Healing technique 2. Search far and wide for a buddy to be active with. It’s okay to lack the self motivation to get up at dawn and sweat your ass off. That is not genetically encoded in anyone but my mother. So, find a friend and hold each other accountable. If you are at far different activity levels, do something together-apart like swimming, yoga class, weight lifting or playing on a jungle gym. As a personal example, I swim once a week with a great friend. She’s a machine and will swim straight laps for an hour while I end up water-zumba-ing in the corner for the last 20 minutes. No regrets! The camaraderie, the productivity, and self worth it inspires is worth the early morning. If you’re trying to go to bed earlier, stop reading things like this post late at night. Breathe and listen to the warmth of your bed.
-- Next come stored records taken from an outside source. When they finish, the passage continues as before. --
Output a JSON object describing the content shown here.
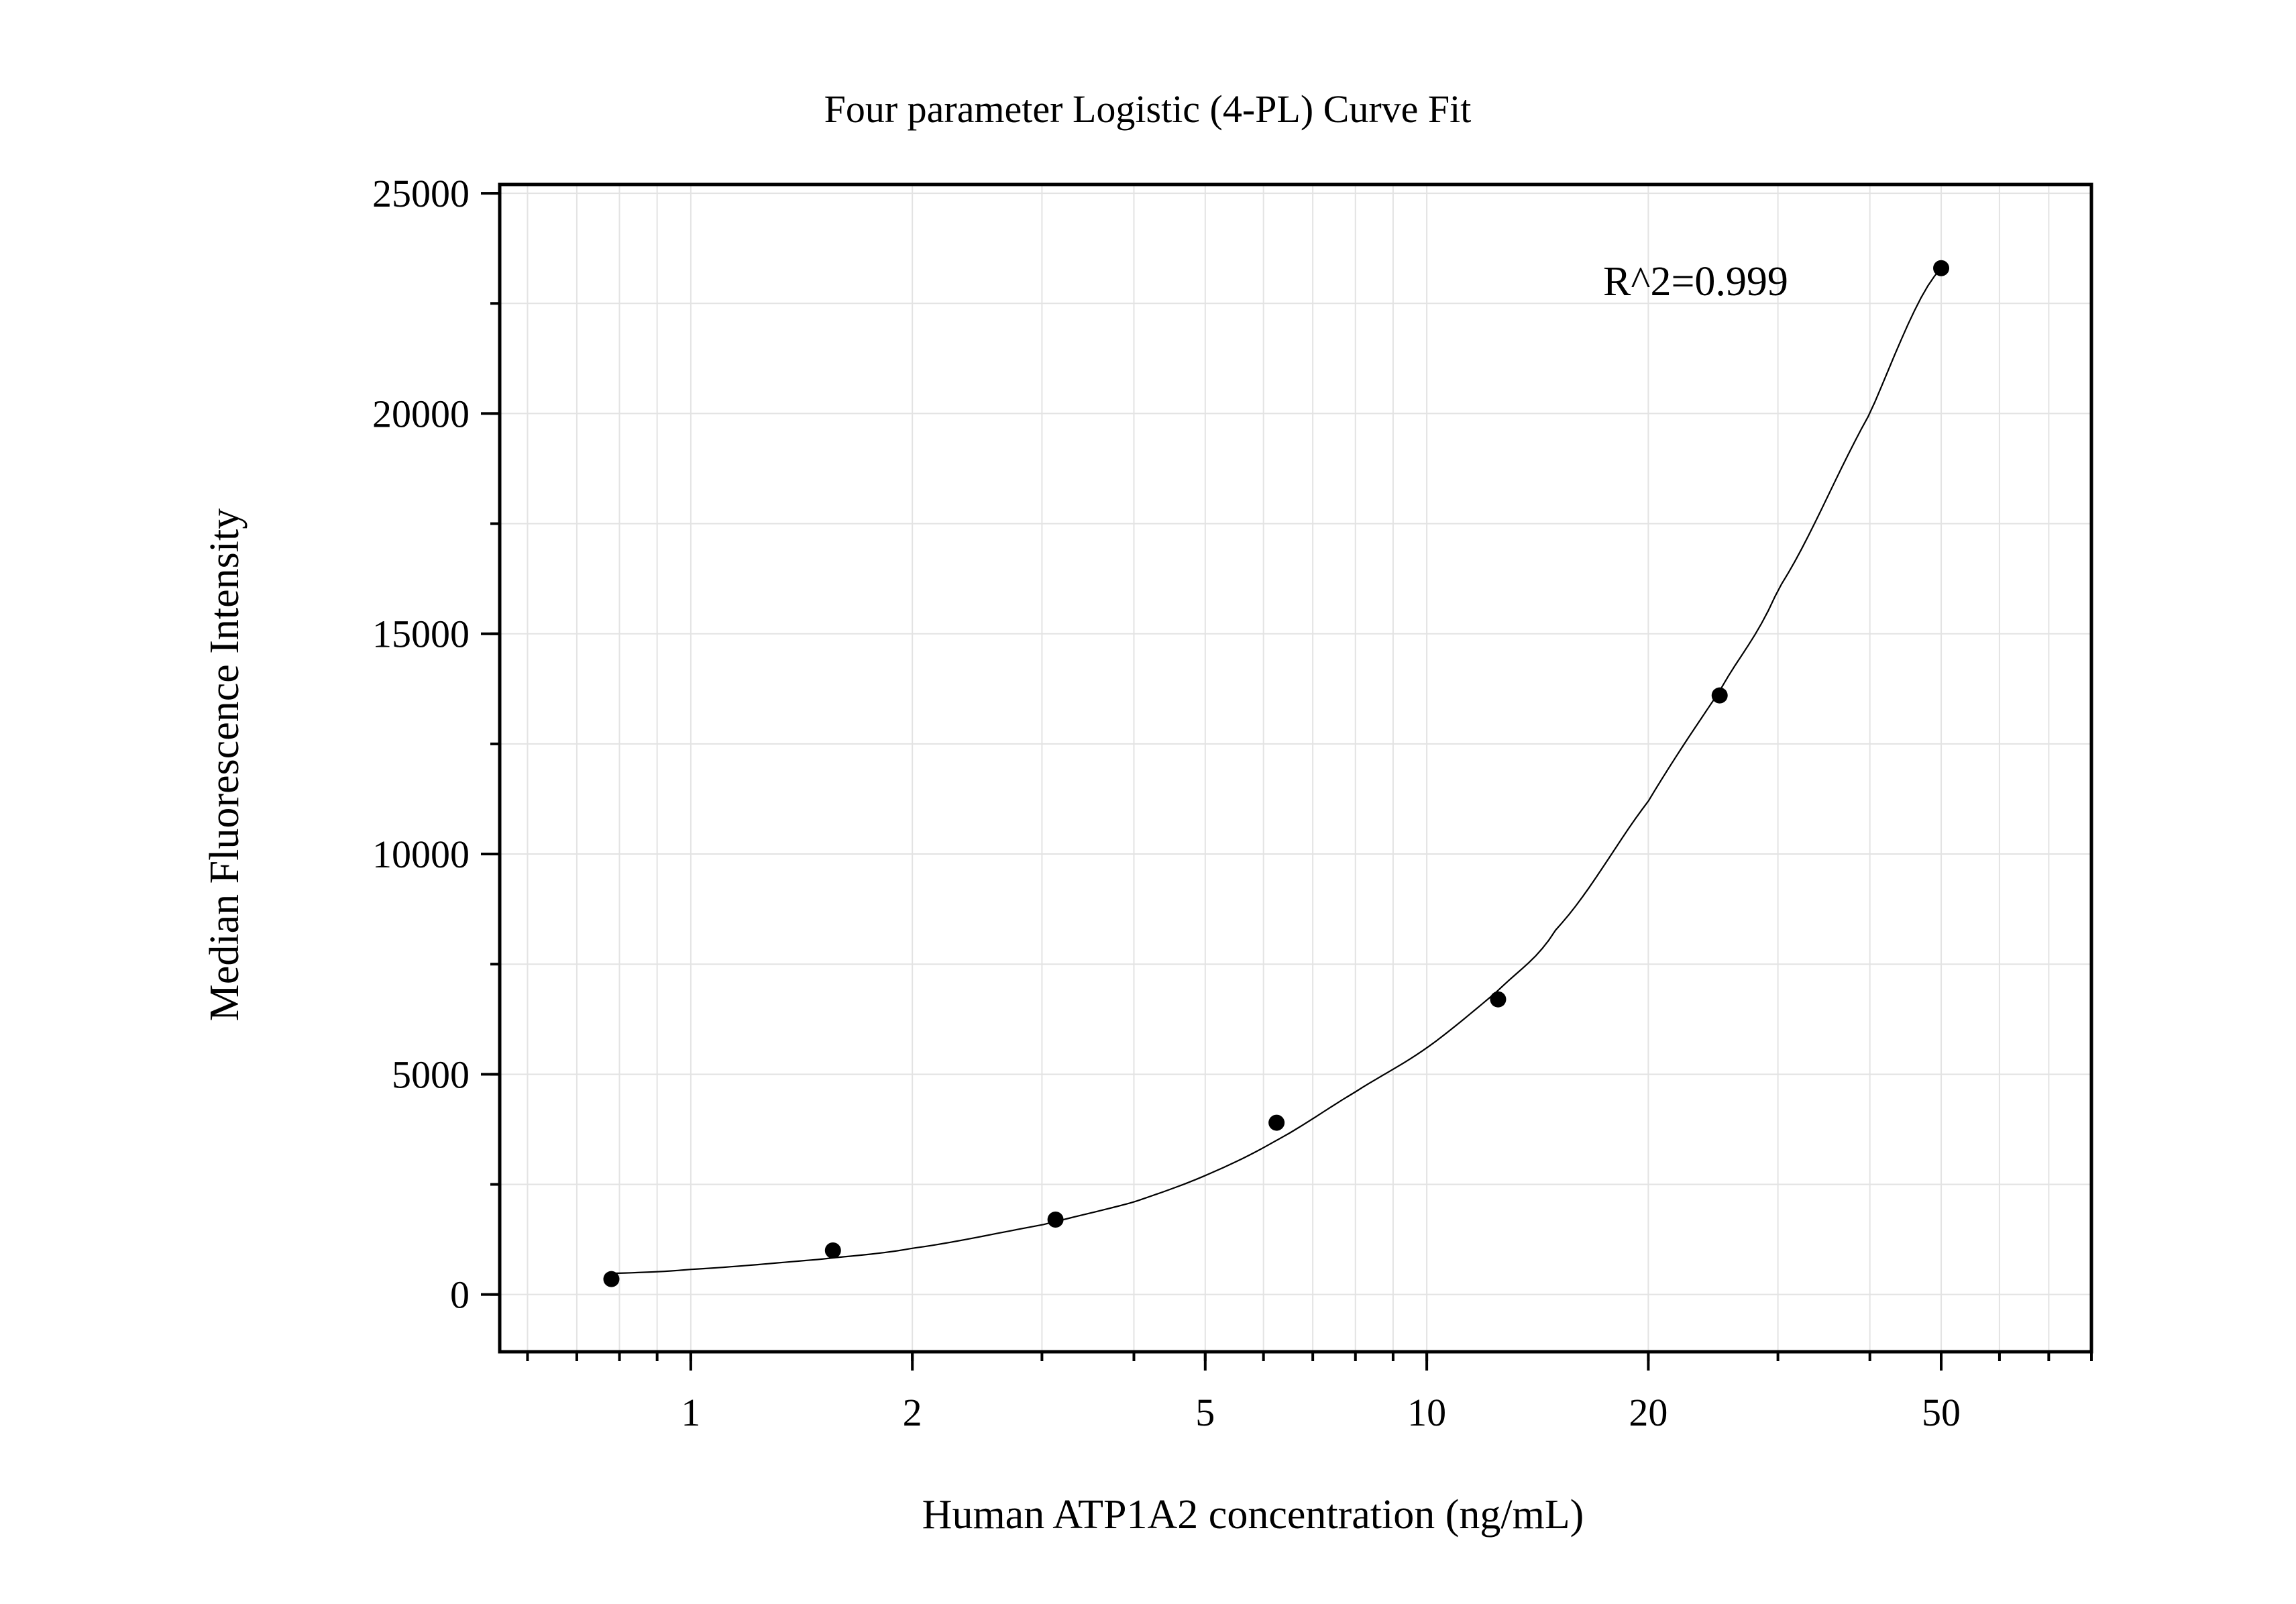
{
  "chart_data": {
    "type": "scatter",
    "title": "Four parameter Logistic (4-PL) Curve Fit",
    "xlabel": "Human ATP1A2 concentration (ng/mL)",
    "ylabel": "Median Fluorescence Intensity",
    "xscale": "log",
    "xlim": [
      0.55,
      80
    ],
    "ylim": [
      -1300,
      25200
    ],
    "x_ticks": [
      1,
      2,
      5,
      10,
      20,
      50
    ],
    "x_tick_labels": [
      "1",
      "2",
      "5",
      "10",
      "20",
      "50"
    ],
    "y_ticks": [
      0,
      5000,
      10000,
      15000,
      20000,
      25000
    ],
    "y_tick_labels": [
      "0",
      "5000",
      "10000",
      "15000",
      "20000",
      "25000"
    ],
    "grid": true,
    "legend": "none",
    "annotation": "R^2=0.999",
    "series": [
      {
        "x": [
          0.78,
          1.56,
          3.13,
          6.25,
          12.5,
          25,
          50
        ],
        "y": [
          350,
          1000,
          1700,
          3900,
          6700,
          13600,
          23300
        ]
      }
    ],
    "fit": {
      "model": "4-PL",
      "x_range": [
        0.78,
        50
      ],
      "points": [
        [
          0.78,
          480
        ],
        [
          1.0,
          570
        ],
        [
          1.5,
          800
        ],
        [
          2.0,
          1050
        ],
        [
          3.0,
          1580
        ],
        [
          4.0,
          2100
        ],
        [
          5.0,
          2700
        ],
        [
          6.25,
          3500
        ],
        [
          8.0,
          4600
        ],
        [
          10.0,
          5600
        ],
        [
          12.5,
          6900
        ],
        [
          15.0,
          8300
        ],
        [
          20.0,
          11200
        ],
        [
          25.0,
          13700
        ],
        [
          30.0,
          16000
        ],
        [
          40.0,
          20000
        ],
        [
          50.0,
          23300
        ]
      ]
    },
    "colors": {
      "points": "#000000",
      "curve": "#000000",
      "grid": "#e3e3e3",
      "frame": "#000000"
    }
  }
}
Healing technique 2. Have a reason to get up early that will help hold you accountable. Coffee with a friend. Specific chunk of work that needs to be done. Get up and make breakfast for yourself and your partner. Waking up just to wake up is pretty silly in my book. Set a goal or sleep in!
Thought 3. We all have an inner Smeagol and he makes us think and say terrible things. Yes, that’s a real part of you and it exists for a reason but that is not the piece that drives you.
Healing technique 3. Pinpoint the source, create a mantra, breathe with it, recover slowly. Example: Thought and pinpoints: You’re writing a “yoga blog” but you haven’t even done your own yoga goals today. Why can’t you get off your butt and practice? Mantra: “There is a purpose for doing this rather than that. Negation towards the self does not bring positive action, it brings unnecessary consequence.” Results: A-ha! moment. Smeagol removes us from the present moment; from where we belong.
Thought 4. This one is near and dear to my heart: We restrict or treat ourselves poorly when we don’t indulge in human contact.
Healing technique 4. Brene Brown. Read her stuff and work on vulnerability. Let someone hug you. Breathe with them. Feel their heart. Have the realization that you are exactly who you need to be in that moment.
I attribute much of my self healing to BodhiYoga in Provo, UT. Strength is built by shedding doubt and allowing vulnerability to saturate your being.